Abstract
Background:
Hepatitis B (HB) vaccination is a recommended procedure in all dialysis patients, but its efficacy has not been perfect. In the current study, we aimed to conduct a comprehensive review of the literature to find and pool data of the randomized trials evaluating the impact of serum albumin levels on the immunogenicity of HB vaccination in dialysis patients.
Methods:
Literature searches were conducted by the Medline and Google Scholar. The key words used included ‘Hepatitis B’, ‘Vaccine’, ‘Dialysis’, ‘Hemodialysis’, and ‘Albumin’. Data of serum albumin levels regarding seroresponse to HB vaccine in clinical trials have been achieved and analyzed. Finally, data from 17 clinical trials have been pooled and analyzed.
Results:
One thousand six hundred eighty-two dialysis patients (1212 seroconverted) were included in the meta-analysis. Analysis of response to HB vaccination in our dialysis population showed a significant relationship to their serum albumin levels (p<0.001, z= 5.23).

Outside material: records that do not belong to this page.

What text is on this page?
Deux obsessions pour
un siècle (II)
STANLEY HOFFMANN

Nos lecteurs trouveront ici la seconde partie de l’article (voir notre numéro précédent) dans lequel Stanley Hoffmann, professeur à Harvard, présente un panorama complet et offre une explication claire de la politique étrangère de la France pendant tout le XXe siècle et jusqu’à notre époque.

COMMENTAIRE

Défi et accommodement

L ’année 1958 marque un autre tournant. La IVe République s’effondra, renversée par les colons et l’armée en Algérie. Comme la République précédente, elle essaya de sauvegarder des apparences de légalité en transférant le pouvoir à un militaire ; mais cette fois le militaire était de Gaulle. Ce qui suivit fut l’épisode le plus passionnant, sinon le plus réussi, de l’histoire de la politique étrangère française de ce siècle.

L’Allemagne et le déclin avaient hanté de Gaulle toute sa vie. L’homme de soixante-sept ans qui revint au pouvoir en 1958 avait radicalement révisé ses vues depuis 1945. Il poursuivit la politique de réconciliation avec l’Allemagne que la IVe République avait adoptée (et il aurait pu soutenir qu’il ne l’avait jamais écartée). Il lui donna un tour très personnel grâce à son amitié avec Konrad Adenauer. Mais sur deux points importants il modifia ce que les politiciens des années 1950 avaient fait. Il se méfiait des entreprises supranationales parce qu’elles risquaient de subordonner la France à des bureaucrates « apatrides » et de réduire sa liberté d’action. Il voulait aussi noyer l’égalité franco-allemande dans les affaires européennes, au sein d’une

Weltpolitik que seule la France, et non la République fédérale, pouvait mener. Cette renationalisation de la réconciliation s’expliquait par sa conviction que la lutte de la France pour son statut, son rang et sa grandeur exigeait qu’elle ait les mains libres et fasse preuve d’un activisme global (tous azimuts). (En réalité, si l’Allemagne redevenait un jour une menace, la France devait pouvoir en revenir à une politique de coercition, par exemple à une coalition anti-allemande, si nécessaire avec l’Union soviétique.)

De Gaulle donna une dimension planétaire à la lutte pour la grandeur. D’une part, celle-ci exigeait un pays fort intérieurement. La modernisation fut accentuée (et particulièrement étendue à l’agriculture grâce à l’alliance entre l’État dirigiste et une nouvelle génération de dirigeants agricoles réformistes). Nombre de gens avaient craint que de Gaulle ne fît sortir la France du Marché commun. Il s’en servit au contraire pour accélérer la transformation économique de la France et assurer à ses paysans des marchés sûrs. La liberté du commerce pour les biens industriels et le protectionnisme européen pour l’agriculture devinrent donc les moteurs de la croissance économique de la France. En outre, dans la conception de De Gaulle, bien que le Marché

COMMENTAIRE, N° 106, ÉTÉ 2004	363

Regarding the dialysis mode, serum albumin level was only a significant interfering factor in hemodialysis patients versus continuous ambulatory peritoneal dialysis (CAPD) (HD group: p<0.001, I2=88.5%, χ2=95.28 (d.f. = 11); CAPD (±HD) group: χ2= 2.21; P=0.697, I2= 0%, d.f.= 4).
Conclusion:
The data showed a significant effect for the levels of serum albumin on the immunogenicity of HB vaccine in dialysis patients. Moreover, stratification of data upon dialysis mode showed that this association is only available for hemodialysis patients, and not those on peritoneal dialysis.

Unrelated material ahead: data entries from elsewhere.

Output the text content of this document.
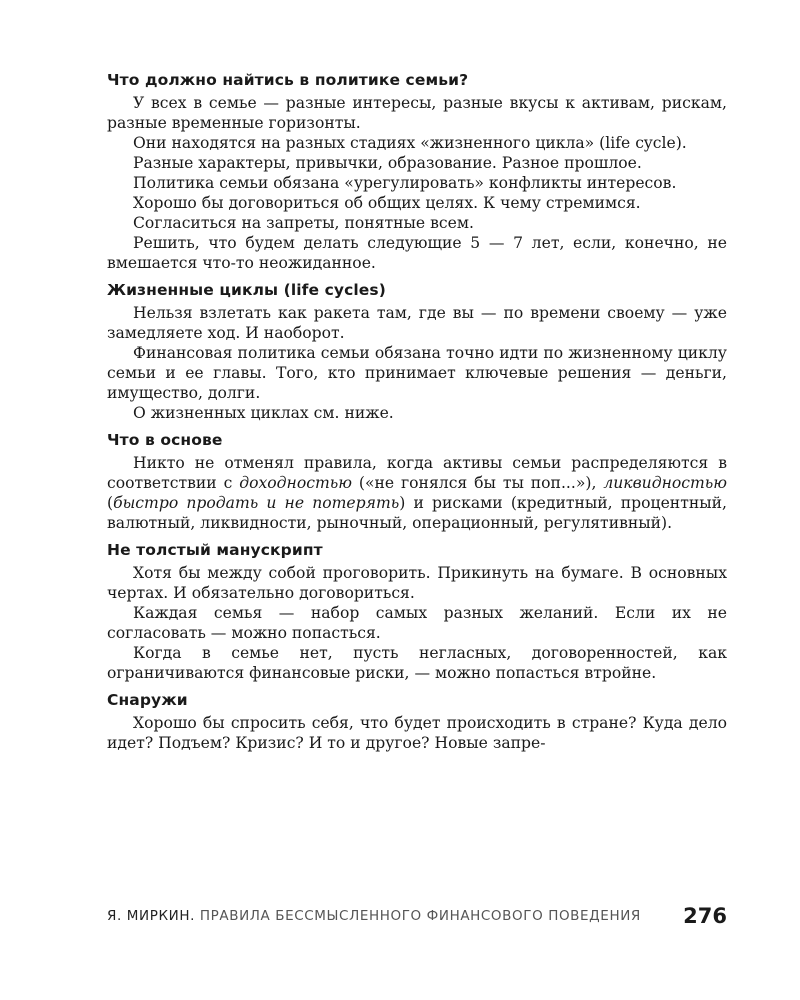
Что должно найтись в политике семьи?

У всех в семье — разные интересы, разные вкусы к активам, рискам, разные временные горизонты.

Они находятся на разных стадиях «жизненного цикла» (life cycle).

Разные характеры, привычки, образование. Разное прошлое.

Политика семьи обязана «урегулировать» конфликты интересов.

Хорошо бы договориться об общих целях. К чему стремимся.

Согласиться на запреты, понятные всем.

Решить, что будем делать следующие 5 — 7 лет, если, конечно, не вмешается что-то неожиданное.

Жизненные циклы (life cycles)

Нельзя взлетать как ракета там, где вы — по времени своему — уже замедляете ход. И наоборот.

Финансовая политика семьи обязана точно идти по жизненному циклу семьи и ее главы. Того, кто принимает ключевые решения — деньги, имущество, долги.

О жизненных циклах см. ниже.

Что в основе

Никто не отменял правила, когда активы семьи распределяются в соответствии с доходностью («не гонялся бы ты поп...»), ликвидностью (быстро продать и не потерять) и рисками (кредитный, процентный, валютный, ликвидности, рыночный, операционный, регулятивный).

Не толстый манускрипт

Хотя бы между собой проговорить. Прикинуть на бумаге. В основных чертах. И обязательно договориться.

Каждая семья — набор самых разных желаний. Если их не согласовать — можно попасться.

Когда в семье нет, пусть негласных, договоренностей, как ограничиваются финансовые риски, — можно попасться втройне.

Снаружи

Хорошо бы спросить себя, что будет происходить в стране? Куда дело идет? Подъем? Кризис? И то и другое? Новые запре-

Я. МИРКИН. ПРАВИЛА БЕССМЫСЛЕННОГО ФИНАНСОВОГО ПОВЕДЕНИЯ 276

Key Words: Hepatitis B vaccines, Seroconversion, Peritoneal dialysis, Renal dialysis
Controlling viral infections in dialysis units is a major conflict in the management of end-stage renal disease (ESRD) patients which can significantly compromise success of the procedure and negatively affects survival of the patients (1). There are hygienic precautions which have been developed and published by different societies, and reports are indicative of their feasibility in the prevention of blood-borne infections especially through nosocomial transmission (2). Nevertheless, despite the significant improvement in the burden of viral hepatitis B infection in dialysis patients, it persists as a major health problem especially in developing countries and in the region with high endemicity for HBV infection. Hepatitis B virus (HBV) infection is a frequent infection in dialysis patients and vaccination has been recommended as an indispensable part of preventive strategies for protecting dialysis patients against HBV infection (3). However, it has been demonstrated that despite adherence to all the precautions as well as vaccination, there are still a considerable number of dialysis patients susceptible to infection with HBV.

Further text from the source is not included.